UK Politicians to Hold ‘Emergency Debate’ After Spy Tribunal Says GCHQ Permitted to Put Them Under Surveillance

Today, a panel, headed by Mr Justice Burton, made declarations that the Wilson Doctrine applies only to targeted, and not incidental, interception of Parliamentary communications, but that it has no legal effect, save that in practice the Security and Intelligence Agencies must comply with their own guidance.

The Wilson doctrine, implemented by prime minister Harold Wilson in November 1966, lay down the policy of no tapping of the phones of MPs or members of the House of Lords, unless there is a major national emergency, and that any changes to the policy will be reported by the prime minister to Parliament.

Once the Parliament members discovered they too could be subjected to GCHQ’s “blanket surveillance,” they moved quickly.

MPs are to hold an emergency debate on the Wilson doctrine, amid fears the convention designed to prevent politicians’ communications being spied upon is “dead”.

[…]

Shadow Commons leader Chris Bryant led a successful application in the Commons for an emergency debate in response to Wednesday’s judgment.

The debate has been allocated up to three hours on Monday, October 19.

When it’s just the general public and foreign citizens of dozens of nations, politicians generally agree there’s a “debate” to be had over dragnet surveillance.
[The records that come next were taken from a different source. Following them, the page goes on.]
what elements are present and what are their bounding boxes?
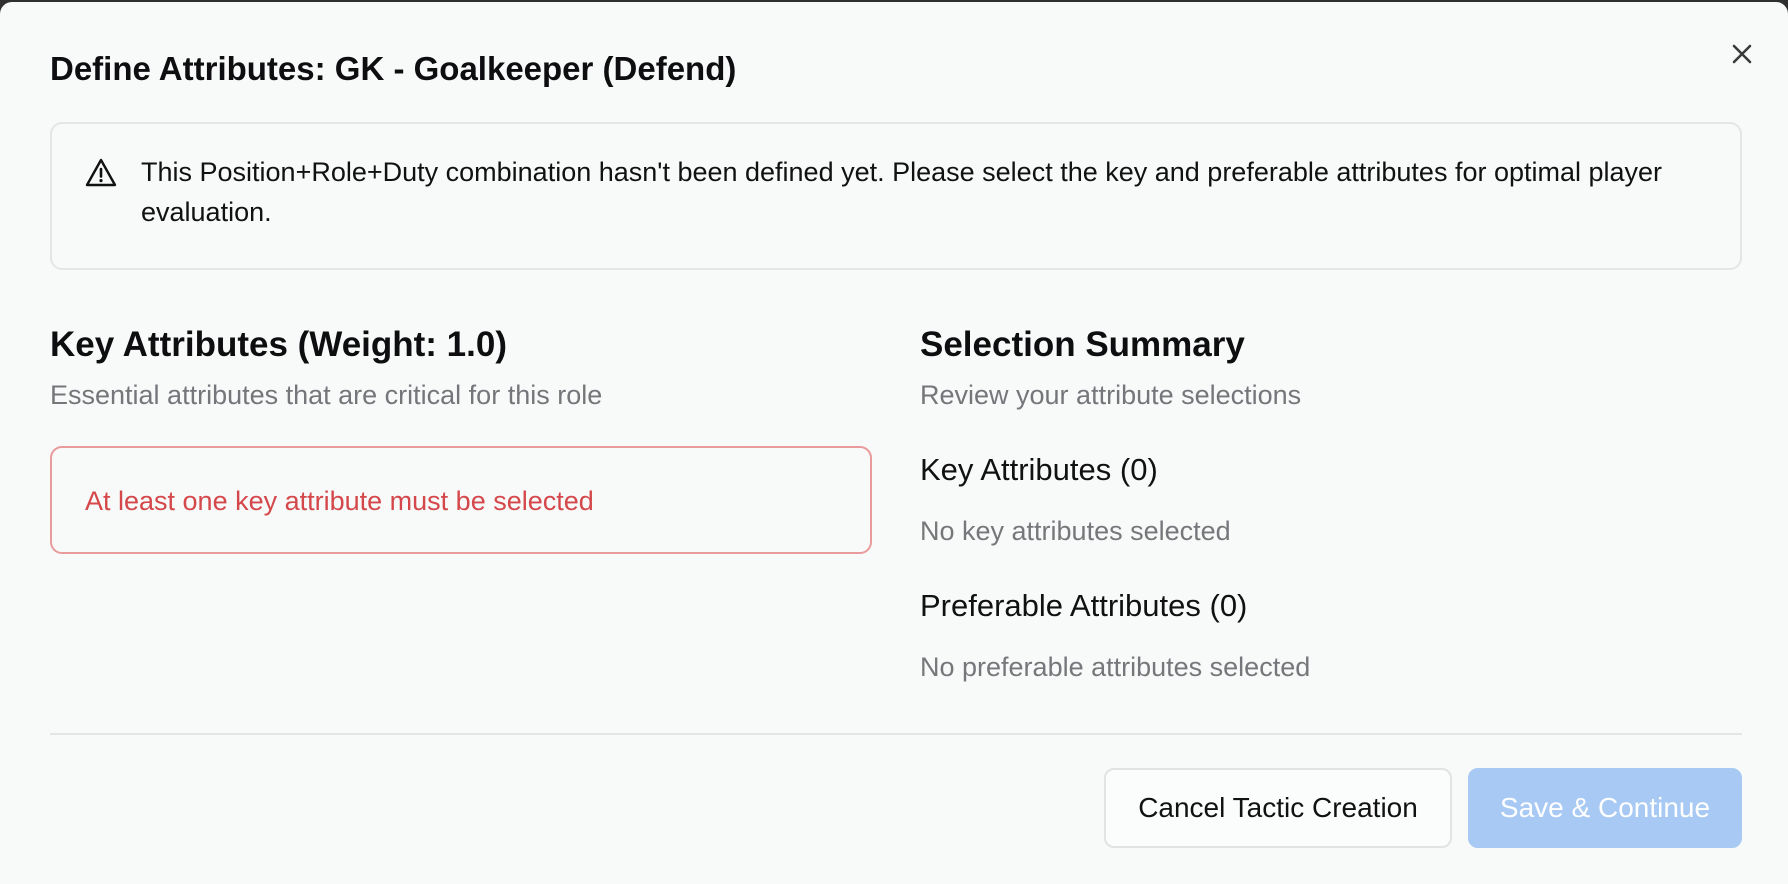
key-attributes-description: Essential attributes that are critical f… (50, 380, 603, 410)
summary-preferable-attributes-empty: No preferable attributes selected (920, 652, 1311, 682)
close-icon (1732, 44, 1752, 64)
cancel-tactic-creation-button[interactable]: Cancel Tactic Creation (1104, 768, 1452, 848)
key-attributes-title: Key Attributes (Weight: 1.0) (50, 325, 507, 364)
define-attributes-dialog: Define Attributes: GK - Goalkeeper (Defe… (0, 2, 1788, 884)
close-button[interactable] (1727, 39, 1757, 69)
summary-preferable-attributes-heading: Preferable Attributes (0) (920, 588, 1248, 623)
selection-summary-description: Review your attribute selections (920, 380, 1302, 410)
summary-key-attributes-heading: Key Attributes (0) (920, 452, 1158, 487)
save-and-continue-button[interactable]: Save & Continue (1468, 768, 1742, 848)
key-attributes-error-message: At least one key attribute must be selec… (85, 486, 594, 516)
selection-summary-title: Selection Summary (920, 325, 1245, 364)
dialog-title: Define Attributes: GK - Goalkeeper (Defe… (50, 50, 737, 87)
key-attributes-error-box: At least one key attribute must be selec… (50, 446, 872, 554)
warning-triangle-icon (85, 158, 117, 187)
alert-message: This Position+Role+Duty combination hasn… (141, 157, 1663, 227)
summary-key-attributes-empty: No key attributes selected (920, 516, 1231, 546)
footer-divider (50, 733, 1742, 735)
info-alert: This Position+Role+Duty combination hasn… (50, 122, 1742, 270)
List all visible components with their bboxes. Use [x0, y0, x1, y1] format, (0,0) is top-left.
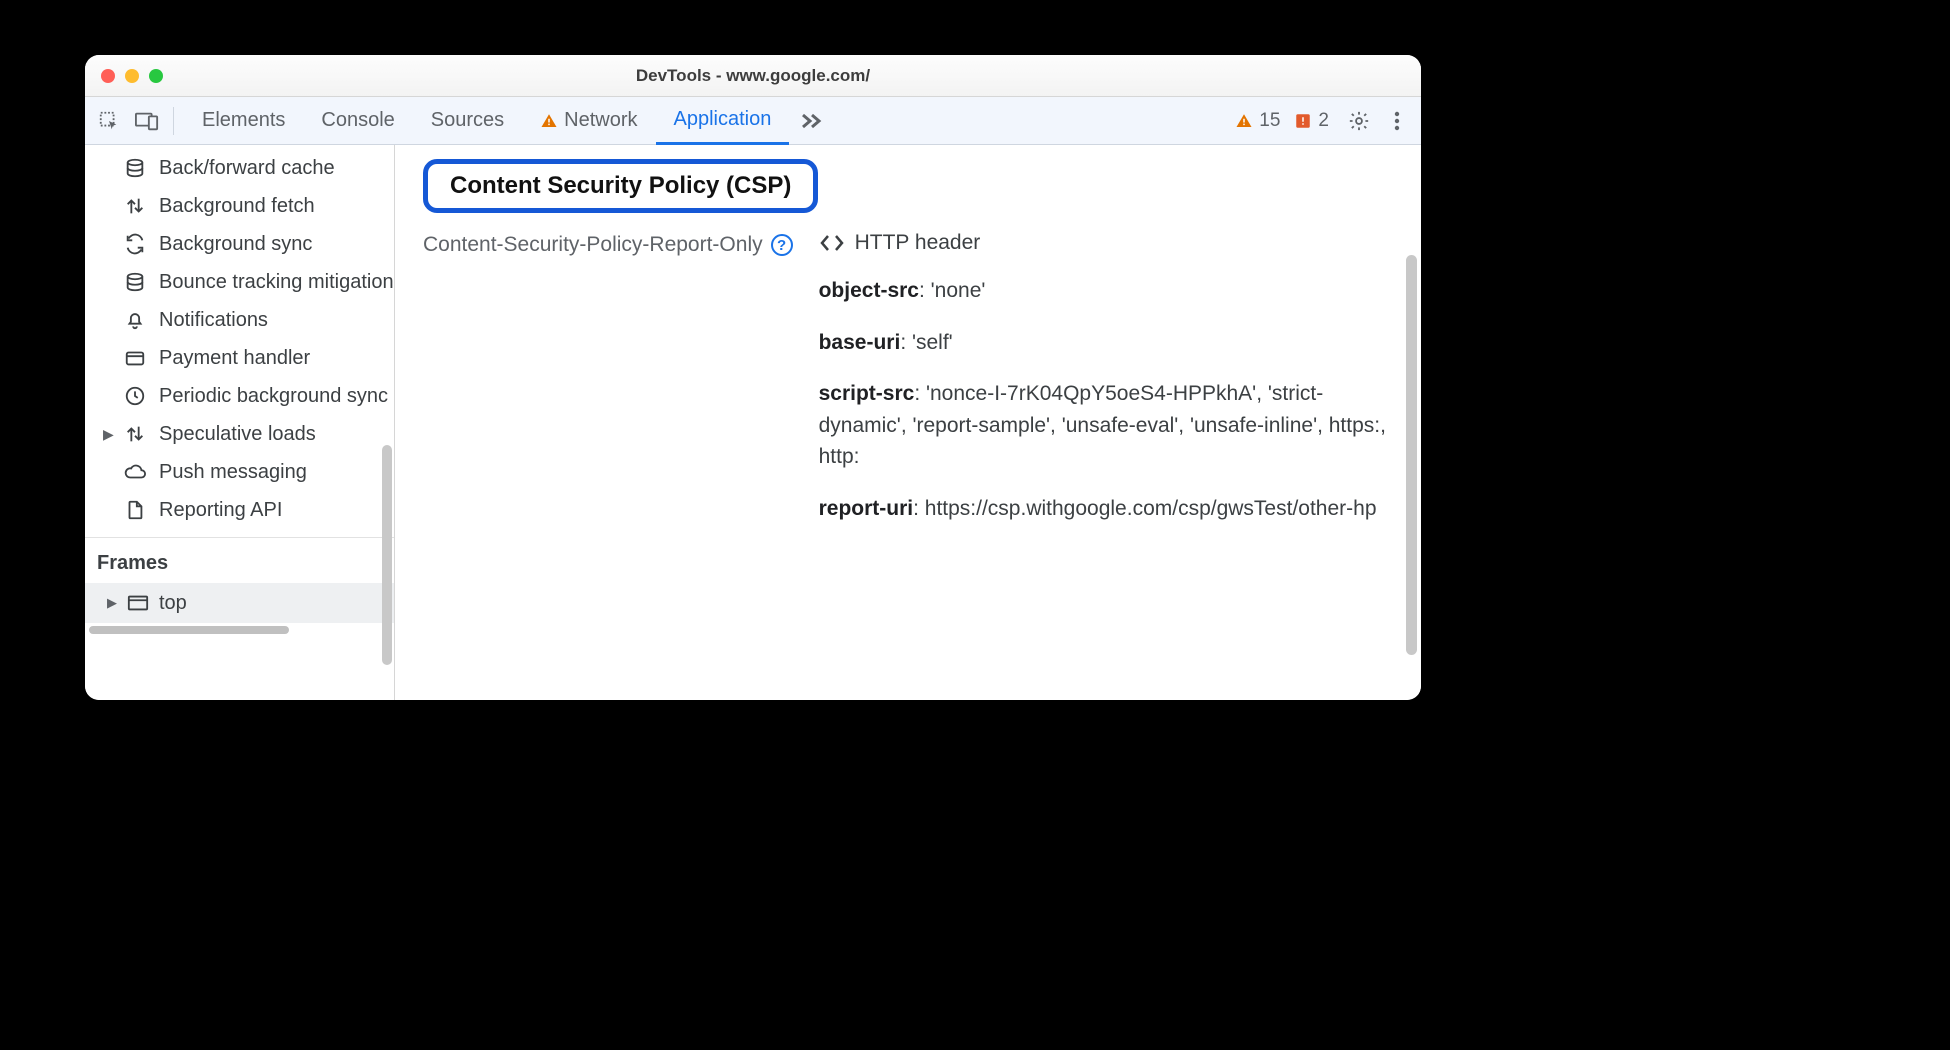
sidebar-item-label: Reporting API [159, 499, 282, 522]
sidebar-item-reporting-api[interactable]: Reporting API [85, 491, 394, 529]
directive-name: report-uri [819, 497, 914, 520]
warning-icon [1235, 112, 1253, 130]
tab-label: Sources [431, 109, 504, 132]
main-vertical-scrollbar[interactable] [1406, 255, 1417, 655]
expand-arrow-icon: ▶ [103, 426, 114, 443]
cloud-icon [123, 460, 147, 484]
csp-directive: script-src: 'nonce-I-7rK04QpY5oeS4-HPPkh… [819, 378, 1393, 473]
panel-tabs: Elements Console Sources Network Applica… [184, 97, 833, 145]
issue-icon [1294, 112, 1312, 130]
file-icon [123, 498, 147, 522]
sidebar-item-periodic-bg-sync[interactable]: Periodic background sync [85, 377, 394, 415]
database-icon [123, 156, 147, 180]
tab-application[interactable]: Application [656, 97, 790, 145]
bell-icon [123, 308, 147, 332]
warnings-count: 15 [1259, 110, 1280, 132]
frame-item-top[interactable]: ▶ top [85, 583, 394, 623]
clock-icon [123, 384, 147, 408]
expand-arrow-icon: ▶ [107, 595, 117, 611]
frame-label: top [159, 592, 187, 615]
tab-network[interactable]: Network [522, 97, 655, 145]
sidebar-item-label: Background sync [159, 233, 312, 256]
frames-header: Frames [85, 537, 394, 583]
sidebar-item-push-messaging[interactable]: Push messaging [85, 453, 394, 491]
main-panel: Content Security Policy (CSP) Content-Se… [395, 145, 1421, 700]
sidebar-item-label: Speculative loads [159, 423, 316, 446]
tab-elements[interactable]: Elements [184, 97, 303, 145]
directive-name: object-src [819, 279, 919, 302]
sidebar-item-label: Back/forward cache [159, 157, 335, 180]
tab-label: Application [674, 108, 772, 131]
directive-name: base-uri [819, 331, 901, 354]
directive-value: : 'none' [919, 279, 985, 302]
sidebar-item-label: Bounce tracking mitigation [159, 271, 394, 294]
inspect-element-icon[interactable] [93, 105, 125, 137]
csp-source: HTTP header [819, 231, 1393, 255]
tab-label: Network [564, 109, 637, 132]
sidebar-item-background-sync[interactable]: Background sync [85, 225, 394, 263]
help-icon[interactable]: ? [771, 234, 793, 256]
csp-directive: report-uri: https://csp.withgoogle.com/c… [819, 493, 1393, 525]
code-brackets-icon [819, 233, 845, 253]
card-icon [123, 346, 147, 370]
issues-count: 2 [1318, 110, 1329, 132]
window-icon [127, 593, 149, 613]
directive-value: : https://csp.withgoogle.com/csp/gwsTest… [913, 497, 1376, 520]
tabstrip: Elements Console Sources Network Applica… [85, 97, 1421, 145]
sidebar-item-label: Payment handler [159, 347, 310, 370]
csp-directive: object-src: 'none' [819, 275, 1393, 307]
sidebar-item-payment-handler[interactable]: Payment handler [85, 339, 394, 377]
updown-arrows-icon [123, 194, 147, 218]
csp-heading: Content Security Policy (CSP) [450, 172, 791, 200]
csp-policy-row: Content-Security-Policy-Report-Only ? HT… [423, 231, 1393, 544]
csp-policy-details: HTTP header object-src: 'none' base-uri:… [819, 231, 1393, 544]
body: Back/forward cache Background fetch Back… [85, 145, 1421, 700]
warning-icon [540, 112, 558, 130]
sidebar-item-background-fetch[interactable]: Background fetch [85, 187, 394, 225]
tab-label: Elements [202, 109, 285, 132]
directive-value: : 'self' [900, 331, 952, 354]
sync-icon [123, 232, 147, 256]
sidebar: Back/forward cache Background fetch Back… [85, 145, 395, 700]
sidebar-item-notifications[interactable]: Notifications [85, 301, 394, 339]
more-tabs-button[interactable] [789, 97, 833, 145]
csp-heading-highlight: Content Security Policy (CSP) [423, 159, 818, 213]
divider [173, 107, 174, 135]
csp-directive: base-uri: 'self' [819, 327, 1393, 359]
titlebar: DevTools - www.google.com/ [85, 55, 1421, 97]
issues-badge[interactable]: 2 [1294, 110, 1329, 132]
device-toolbar-icon[interactable] [131, 105, 163, 137]
policy-label: Content-Security-Policy-Report-Only [423, 233, 763, 257]
window-title: DevTools - www.google.com/ [85, 66, 1421, 86]
sidebar-item-label: Notifications [159, 309, 268, 332]
sidebar-item-back-forward-cache[interactable]: Back/forward cache [85, 149, 394, 187]
database-icon [123, 270, 147, 294]
directive-name: script-src [819, 382, 915, 405]
sidebar-horizontal-scrollbar[interactable] [85, 623, 394, 637]
sidebar-item-speculative-loads[interactable]: ▶ Speculative loads [85, 415, 394, 453]
tab-sources[interactable]: Sources [413, 97, 522, 145]
csp-source-label: HTTP header [855, 231, 981, 255]
tab-label: Console [321, 109, 394, 132]
warnings-badge[interactable]: 15 [1235, 110, 1280, 132]
sidebar-item-label: Push messaging [159, 461, 307, 484]
devtools-window: DevTools - www.google.com/ Elements Cons… [85, 55, 1421, 700]
settings-icon[interactable] [1343, 105, 1375, 137]
sidebar-item-label: Periodic background sync [159, 385, 388, 408]
sidebar-list: Back/forward cache Background fetch Back… [85, 145, 394, 529]
sidebar-vertical-scrollbar[interactable] [382, 445, 392, 665]
more-options-icon[interactable] [1381, 105, 1413, 137]
csp-policy-name: Content-Security-Policy-Report-Only ? [423, 231, 793, 257]
tab-console[interactable]: Console [303, 97, 412, 145]
sidebar-item-label: Background fetch [159, 195, 315, 218]
updown-arrows-icon [123, 422, 147, 446]
sidebar-item-bounce-tracking[interactable]: Bounce tracking mitigation [85, 263, 394, 301]
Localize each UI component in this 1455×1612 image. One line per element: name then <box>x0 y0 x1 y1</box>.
The debate then takes place with minimal input from those affected and tends to include large amounts of terrorist fear-mongering and quibbling over how much exactly national security agencies should be allowed to get away with. (As much as possible, usually. Especially when the fear-mongering side has the floor.)

When it’s those up top discovering they, too, might be subject to the same surveillance they’ve inflicted on the rest of the nation (and foreigners who have been granted no rights whatsoever), they step all over themselves in their haste to “debate” the side of the issue that states they should continue to be excepted from the laws that apply to everyone else.

One MP even portrayed the special Parliament members-only surveillance exceptions to be essential for the continued representation of the public that was never included in the government’s “gentleman’s agreement” with its spy agency.

Mr Bryant said the judgment had resulted in an “ambiguity” which needed to be cleared up urgently, adding it had also cast doubt on the protections supposedly afforded by the convention.

Earlier, the Labour frontbencher told the Commons: “The right of members of this House to be able to represent their constituents without fear or favour is intrinsic to our democracy.”

Right now, though, most of these legislators are only representing themselves. If their constituents can be subjected to both targeted and incidental collections, so should they. If they want the ability to advocate on behalf of the public without fear of someone reading their emails over their shoulder, the first thing they should do is expand this protection to constituents who are not currently under investigation or suspected of terrorist activity. Because as of right now, the only message this “emergency debate” sends is that the public’s representatives wish to continue cloaking themselves in privilege and hypocrisy.